Kisah Kades Hoho, VivaNusantata
Isu pemberhentian Hoho Alkaf dari jabatannya sebagai kepala desa mendadak menyedot perhatian publik. Nama Hoho tak hanya jadi bahan diskusi di ruang-ruang warga, tetapi juga meramaikan linimasa media sosial. Perdebatan mengerucut pada satu pertanyaan klasik: apa yang lebih penting bagi seorang pemimpin—penampilan atau kinerja?
Sorotan makin tajam setelah Agus Andrianto, Menteri Imigrasi dan Pemasyarakatan, ikut angkat suara. Dalam pernyataannya, ia menegaskan bahwa seorang kepala desa seharusnya menjaga citra dan wibawa jabatan, termasuk dalam hal penampilan. Bagi Agus, figur pemimpin di tingkat desa adalah representasi negara di mata masyarakat akar rumput.
“Pemimpin itu contoh,” kira-kira begitu pesan yang ingin ditekankan. Jabatan publik, apalagi di level desa, bukan sekadar soal administrasi. Ia menyangkut simbol moral, etika, dan kewibawaan.
Antara Simbol dan Substansi
Namun di media sosial, respons publik justru terbelah. Tak sedikit warganet yang mempertanyakan relevansi penampilan fisik dengan kualitas kepemimpinan. Mereka berpendapat, selama kepala desa bekerja dengan baik, transparan, dan berpihak pada rakyat, maka urusan tato atau gaya personal seharusnya bukan menjadi persoalan utama.
“Yang penting jalan desa mulus, bantuan tepat sasaran, dan pelayanan cepat,” tulis seorang pengguna media sosial. Komentar serupa bermunculan, seolah menegaskan bahwa masyarakat kini semakin pragmatis: hasil kerja nyata lebih berbobot dibanding tampilan luar.
Perdebatan ini pun melebar. Sebagian memandang jabatan publik memang membawa konsekuensi etik tertentu, termasuk standar penampilan yang dianggap pantas.
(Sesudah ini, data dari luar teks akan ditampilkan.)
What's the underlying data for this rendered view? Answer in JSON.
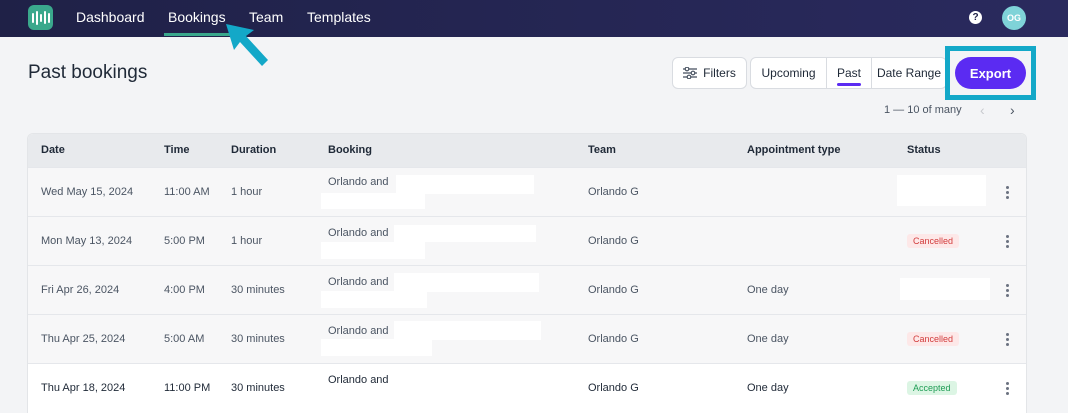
{
  "nav": {
    "items": [
      {
        "label": "Dashboard",
        "active": false
      },
      {
        "label": "Bookings",
        "active": true
      },
      {
        "label": "Team",
        "active": false
      },
      {
        "label": "Templates",
        "active": false
      }
    ],
    "help_symbol": "?",
    "avatar_initials": "OG",
    "logo_icon": "bars-logo-icon",
    "accent_color": "#3aa88c"
  },
  "page": {
    "title": "Past bookings",
    "filters_label": "Filters",
    "segments": [
      {
        "label": "Upcoming",
        "active": false
      },
      {
        "label": "Past",
        "active": true
      },
      {
        "label": "Date Range",
        "active": false
      }
    ],
    "export_label": "Export",
    "export_color": "#5b2bf2",
    "highlight_color": "#13a8c8",
    "pager_text": "1 — 10 of many",
    "prev_symbol": "‹",
    "next_symbol": "›"
  },
  "table": {
    "headers": [
      "Date",
      "Time",
      "Duration",
      "Booking",
      "Team",
      "Appointment type",
      "Status"
    ],
    "rows": [
      {
        "date": "Wed May 15, 2024",
        "time": "11:00 AM",
        "duration": "1 hour",
        "booking": "Orlando and",
        "team": "Orlando G",
        "appt": "",
        "status": "",
        "status_kind": "redacted"
      },
      {
        "date": "Mon May 13, 2024",
        "time": "5:00 PM",
        "duration": "1 hour",
        "booking": "Orlando and",
        "team": "Orlando G",
        "appt": "",
        "status": "Cancelled",
        "status_kind": "cancel"
      },
      {
        "date": "Fri Apr 26, 2024",
        "time": "4:00 PM",
        "duration": "30 minutes",
        "booking": "Orlando and",
        "team": "Orlando G",
        "appt": "One day",
        "status": "",
        "status_kind": "redacted"
      },
      {
        "date": "Thu Apr 25, 2024",
        "time": "5:00 AM",
        "duration": "30 minutes",
        "booking": "Orlando and",
        "team": "Orlando G",
        "appt": "One day",
        "status": "Cancelled",
        "status_kind": "cancel"
      },
      {
        "date": "Thu Apr 18, 2024",
        "time": "11:00 PM",
        "duration": "30 minutes",
        "booking": "Orlando and",
        "team": "Orlando G",
        "appt": "One day",
        "status": "Accepted",
        "status_kind": "accept"
      }
    ]
  }
}
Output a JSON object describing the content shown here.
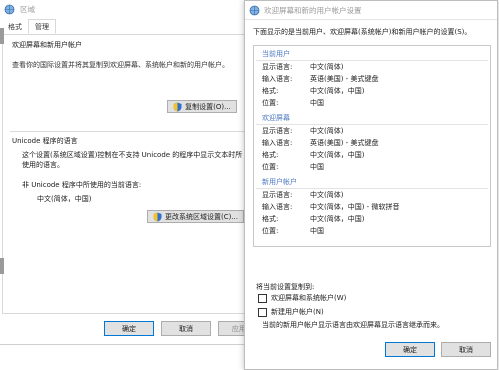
{
  "region_window": {
    "title": "区域",
    "tabs": [
      "格式",
      "管理"
    ],
    "group1": {
      "title": "欢迎屏幕和新用户帐户",
      "desc": "查看你的国际设置并将其复制到欢迎屏幕、系统帐户和新的用户帐户。",
      "copy_button": "复制设置(O)..."
    },
    "group2": {
      "title": "Unicode 程序的语言",
      "desc": "这个设置(系统区域设置)控制在不支持 Unicode 的程序中显示文本时所使用的语言。",
      "current_label": "非 Unicode 程序中所使用的当前语言:",
      "current_value": "中文(简体，中国)",
      "change_button": "更改系统区域设置(C)..."
    },
    "footer": {
      "ok": "确定",
      "cancel": "取消",
      "apply": "应用(A)"
    }
  },
  "welcome_window": {
    "title": "欢迎屏幕和新的用户帐户设置",
    "intro": "下面显示的是当前用户、欢迎屏幕(系统帐户)和新用户帐户的设置(S)。",
    "sections": [
      {
        "header": "当前用户",
        "rows": [
          {
            "k": "显示语言:",
            "v": "中文(简体)"
          },
          {
            "k": "输入语言:",
            "v": "英语(美国) - 美式键盘"
          },
          {
            "k": "格式:",
            "v": "中文(简体，中国)"
          },
          {
            "k": "位置:",
            "v": "中国"
          }
        ]
      },
      {
        "header": "欢迎屏幕",
        "rows": [
          {
            "k": "显示语言:",
            "v": "中文(简体)"
          },
          {
            "k": "输入语言:",
            "v": "英语(美国) - 美式键盘"
          },
          {
            "k": "格式:",
            "v": "中文(简体，中国)"
          },
          {
            "k": "位置:",
            "v": "中国"
          }
        ]
      },
      {
        "header": "新用户帐户",
        "rows": [
          {
            "k": "显示语言:",
            "v": "中文(简体)"
          },
          {
            "k": "输入语言:",
            "v": "中文(简体，中国) - 微软拼音"
          },
          {
            "k": "格式:",
            "v": "中文(简体，中国)"
          },
          {
            "k": "位置:",
            "v": "中国"
          }
        ]
      }
    ],
    "copy_label": "将当前设置复制到:",
    "checkboxes": [
      "欢迎屏幕和系统帐户(W)",
      "新建用户帐户(N)"
    ],
    "note": "当前的新用户帐户显示语言由欢迎屏幕显示语言继承而来。",
    "ok": "确定",
    "cancel": "取消"
  }
}
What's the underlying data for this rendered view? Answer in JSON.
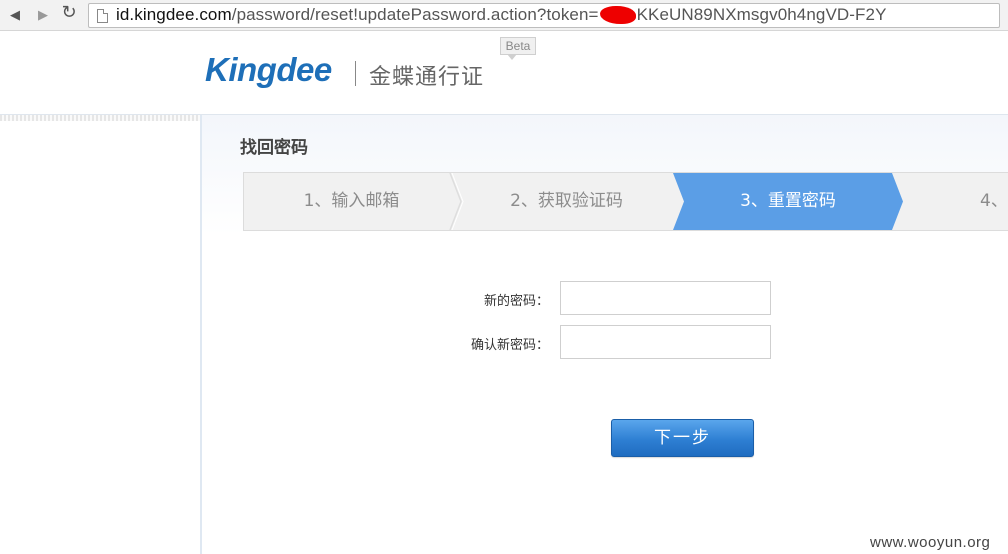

Sementara kelompok lain menilai standar moral tak bisa direduksi pada atribut fisik. Integritas, akuntabilitas, dan prestasi kerja dianggap sebagai ukuran yang lebih objektif.
Pergeseran Cara Pandang
Fenomena ini mencerminkan perubahan cara pandang masyarakat terhadap kepemimpinan. Di era digital, figur publik tak lagi dinilai tunggal oleh otoritas, tetapi juga oleh opini kolektif warga net. Penampilan memang masih punya makna simbolik, namun kinerja dan transparansi kini menjadi sorotan utama.
Kasus Hoho Alkaf pada akhirnya bukan sekadar soal satu kepala desa. Ia menjadi cermin diskursus yang lebih luas: apakah standar moral pejabat publik harus diukur dari tampilan luar, atau sepenuhnya dari integritas dan capaian kerja?
Jawaban atas pertanyaan itu mungkin berbeda di setiap kepala. Namun satu hal jelas—publik kini tak hanya menilai, tetapi juga bersuara. Dan di tengah derasnya arus opini, seorang pemimpin dituntut bukan hanya tampil meyakinkan, tetapi juga bekerja membuktikan.
Kiprah Hoho Alkaf di Desa Cikujang
Sebagai Kepala Desa Desa Cikujang, Hoho Alkaf dikenal aktif membangun komunikasi langsung dengan warga. Ia kerap turun ke lapangan, menghadiri kegiatan masyarakat, hingga menyerap aspirasi tanpa sekat formalitas.
Di bawah kepemimpinannya, sejumlah program desa disebut berjalan lebih terbuka, terutama dalam hal pelayanan administrasi dan respons terhadap kebutuhan warga.
Pendekatan yang cair dan tidak kaku menjadi ciri khas gaya kepemimpinannya. Bagi sebagian masyarakat, Hoho dinilai mudah ditemui dan cepat merespons persoalan sosial di tingkat kampung.
Tak sedikit pula warga yang menilai kepemimpinannya lebih membumi—mendekatkan aparatur desa dengan masyarakat, serta memberi ruang partisipasi dalam musyawarah pembangunan.
Namun di tengah apresiasi tersebut, polemik soal penampilan justru menyeret namanya ke ruang perdebatan nasional. Di sinilah publik kemudian dihadapkan pada dua perspektif: melihat figur pemimpin dari simbol luar, atau menilai dari jejak kerja yang ditinggalkan.